# Screens That Sit On Top Of Litter Box



## Mindy10 (Oct 3, 2011)

Hi has anyone come across screens that sit on top of the litter box so the bunny does not have to sit in the urine or poops. I have one now in a corner litter box that i got at petco but im sure she will grow out of that fast. Thanks Mindy


----------



## MarisaAndToby (Oct 3, 2011)

You can buy litter boxes with a built in screen, but for some a plastic canvas (they're for stitching I think? I found mine at the dollar store) works well if your bun doesn't chew it. If she's a chewer you can use light grating and cut it to the right size.


----------



## SOOOSKA (Oct 3, 2011)

Here'a picture of Daisy Mae in her litterbox with the screen on the litter.







Here's a picture of the screens






And one of Winston, you can see his doo doo's. It's very easy to clean up after they go.






Susan


----------



## Mindy10 (Oct 3, 2011)

thanks girls you are giving me some good ideas!! Mindy


----------



## tonyshuman (Oct 4, 2011)

That plastic stuff is called "plastic canvas" so you have a search term/something to ask the salespeople for. Lots of people don't know what it is even if they work at a store that sells it, though.


----------



## Rosalie (Oct 6, 2011)

where can you get these?


----------



## MarisaAndToby (Oct 6, 2011)

I got mine at a dollar store, but any craft store will have them. They're for stitching I think so maybe a fabric store? 

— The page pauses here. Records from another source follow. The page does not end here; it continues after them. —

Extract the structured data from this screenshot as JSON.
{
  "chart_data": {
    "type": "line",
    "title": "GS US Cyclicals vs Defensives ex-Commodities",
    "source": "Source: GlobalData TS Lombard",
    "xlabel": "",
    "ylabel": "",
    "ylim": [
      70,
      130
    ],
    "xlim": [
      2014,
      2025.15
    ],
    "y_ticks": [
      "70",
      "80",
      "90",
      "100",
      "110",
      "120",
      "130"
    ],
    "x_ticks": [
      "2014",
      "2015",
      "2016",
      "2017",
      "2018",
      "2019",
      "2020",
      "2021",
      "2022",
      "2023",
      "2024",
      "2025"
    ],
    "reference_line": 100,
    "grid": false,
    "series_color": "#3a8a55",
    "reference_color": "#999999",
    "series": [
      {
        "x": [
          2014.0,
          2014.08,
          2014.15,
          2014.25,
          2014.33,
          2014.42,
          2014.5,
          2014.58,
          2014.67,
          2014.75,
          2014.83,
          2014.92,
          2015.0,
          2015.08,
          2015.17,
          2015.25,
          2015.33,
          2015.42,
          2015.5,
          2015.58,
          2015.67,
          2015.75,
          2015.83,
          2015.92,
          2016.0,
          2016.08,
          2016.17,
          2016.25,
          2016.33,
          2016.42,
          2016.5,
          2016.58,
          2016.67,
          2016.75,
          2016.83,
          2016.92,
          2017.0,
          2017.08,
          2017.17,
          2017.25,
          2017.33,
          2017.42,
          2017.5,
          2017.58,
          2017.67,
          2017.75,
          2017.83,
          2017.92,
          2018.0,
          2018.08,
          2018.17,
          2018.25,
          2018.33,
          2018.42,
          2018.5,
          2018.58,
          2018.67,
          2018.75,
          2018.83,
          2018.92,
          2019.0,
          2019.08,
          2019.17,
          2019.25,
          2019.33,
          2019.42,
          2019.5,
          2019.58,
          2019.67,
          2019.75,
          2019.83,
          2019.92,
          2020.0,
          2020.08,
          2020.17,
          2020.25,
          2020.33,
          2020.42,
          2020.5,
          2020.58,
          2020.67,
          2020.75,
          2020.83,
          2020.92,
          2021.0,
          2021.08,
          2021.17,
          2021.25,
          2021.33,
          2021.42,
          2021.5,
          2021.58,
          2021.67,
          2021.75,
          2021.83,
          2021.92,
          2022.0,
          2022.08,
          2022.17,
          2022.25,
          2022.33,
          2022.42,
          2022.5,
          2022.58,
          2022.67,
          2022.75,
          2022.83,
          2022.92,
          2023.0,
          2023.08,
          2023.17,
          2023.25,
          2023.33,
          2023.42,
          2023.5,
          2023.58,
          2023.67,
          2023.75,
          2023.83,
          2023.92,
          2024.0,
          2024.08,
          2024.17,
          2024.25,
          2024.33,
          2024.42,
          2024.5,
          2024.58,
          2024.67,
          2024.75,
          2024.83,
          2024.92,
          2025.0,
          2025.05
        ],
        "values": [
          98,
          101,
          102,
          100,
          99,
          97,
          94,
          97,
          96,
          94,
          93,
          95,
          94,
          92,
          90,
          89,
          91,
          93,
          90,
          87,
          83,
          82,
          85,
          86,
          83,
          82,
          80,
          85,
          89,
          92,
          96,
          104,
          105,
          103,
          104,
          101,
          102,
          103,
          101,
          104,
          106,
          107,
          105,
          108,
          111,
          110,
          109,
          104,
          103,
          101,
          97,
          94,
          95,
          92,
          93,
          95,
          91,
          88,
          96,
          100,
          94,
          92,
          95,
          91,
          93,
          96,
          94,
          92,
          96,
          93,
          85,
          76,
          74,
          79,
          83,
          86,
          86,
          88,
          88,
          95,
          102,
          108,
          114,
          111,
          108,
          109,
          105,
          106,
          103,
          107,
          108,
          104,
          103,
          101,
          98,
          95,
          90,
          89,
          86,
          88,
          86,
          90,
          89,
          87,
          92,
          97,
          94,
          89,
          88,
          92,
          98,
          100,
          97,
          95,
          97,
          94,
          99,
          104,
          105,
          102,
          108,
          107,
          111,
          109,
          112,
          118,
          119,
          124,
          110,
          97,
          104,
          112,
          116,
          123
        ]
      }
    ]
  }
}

I don't know if there are Michaels in the states but they have them too.


----------



## tonyshuman (Oct 6, 2011)

They have them at craft stores and WalMart.


----------



## Watermelons (Oct 6, 2011)

Use egg crating, Both pee and poop will fall through that, where as the plastic canvas stuff still allows the poop to sit on top. It also help that the egg crating is about 1cm tall rather then really thin so their sitting above the yucky litter. The holes are about 1cm x 1cm so poops fall through nicely, usually comes in white and silver.
Egg crating/light diffuser also goes by many many names but can usually be found at most hardware stores. Usually down the same isle as other light diffusers.
http://i01.i.aliimg.com/photo/v0/259518625/Egg_Crate_Return_Grille.jpg
http://www.collins-consulting.org/orchids/eggCrate.jpg



Really depends what youre looking for.


----------



## degrassi (Oct 7, 2011)

Yeah, I use the eggcrate stuff too and love it. I have my eggcrate about 3" above my litter so all the poops and pee fall through. My bunny stays clean and I don't have to empty the litter as much(2x/week vs daily before the screen). 

For my litter box I use a rubbermaid bin, I cut the eggcrate to fit inside snugly and I use 4 2" PVC pipes as supports for the eggcrate as I found sometimes it was shifting if my bunny jumped on it wrong.


----------



## Rosalie (Oct 7, 2011)

if you put the grates in there can u put something like baking soda in there to make it smell nicer ?


----------



## Mindy10 (Oct 10, 2011)

Oh I love the egg crate idea. Can you post a picture so I can see how to do it. What do you put 4 pipes one in each corner and rest the crate on that? Also how big to you make the pipes (3 inches high) Thanks


----------



## degrassi (Oct 10, 2011)

I"ll try to take some pics tonight when I clean out the box.


----------



## Mindy10 (Oct 10, 2011)

Great thanks!!


----------



## degrassi (Oct 10, 2011)

Ok just took some pics. They aren't the best but it shows what it looks like. Forgive the pee stains, that eggcrate and pvc is a couple years old 

Here is my rubbermaid bin, 4 pipes for support and the eggcrate next to it. 





Here is what it looks like with the eggcrate on top





Since the sides of the bin are slightly sloped and the eggcrate has sharp edges from where I clipped it, the eggcrate wedges nicely inside. It can be used without the supports but I added them because sometimes Gimpy would jump into the box and the eggcrate would dislodge. So the pipes keep everything supported from underneath and Gimpy can't knock it over anymore. Before I used yogurt containers with the bottoms cut off as the supports, worked equally as well if you dont' want to buy pipe.


----------



## Penelly (May 27, 2019)

I know wired cages cause sore hocks, will this have a similar effect?


----------



## Blue eyes (May 27, 2019)

Penelly said:


> I know wired cages cause sore hocks, will this have a similar effect?



Not if the grid is only on their litter box and they have plenty of other spaces on which to lounge. BUT this is usually only recommended if someone happens to have a rabbit that continually digs out the litter in the box. Having hay on top of litter typically discourages this behavior since they prefer to eat the hay. It also is more comfortable for them to hop directly onto hay. The grate can be a turn off to some rabbits since they simply don't like it.


----------



## Penelly (May 27, 2019)

thank u! i think i will be sticking to just litter


----------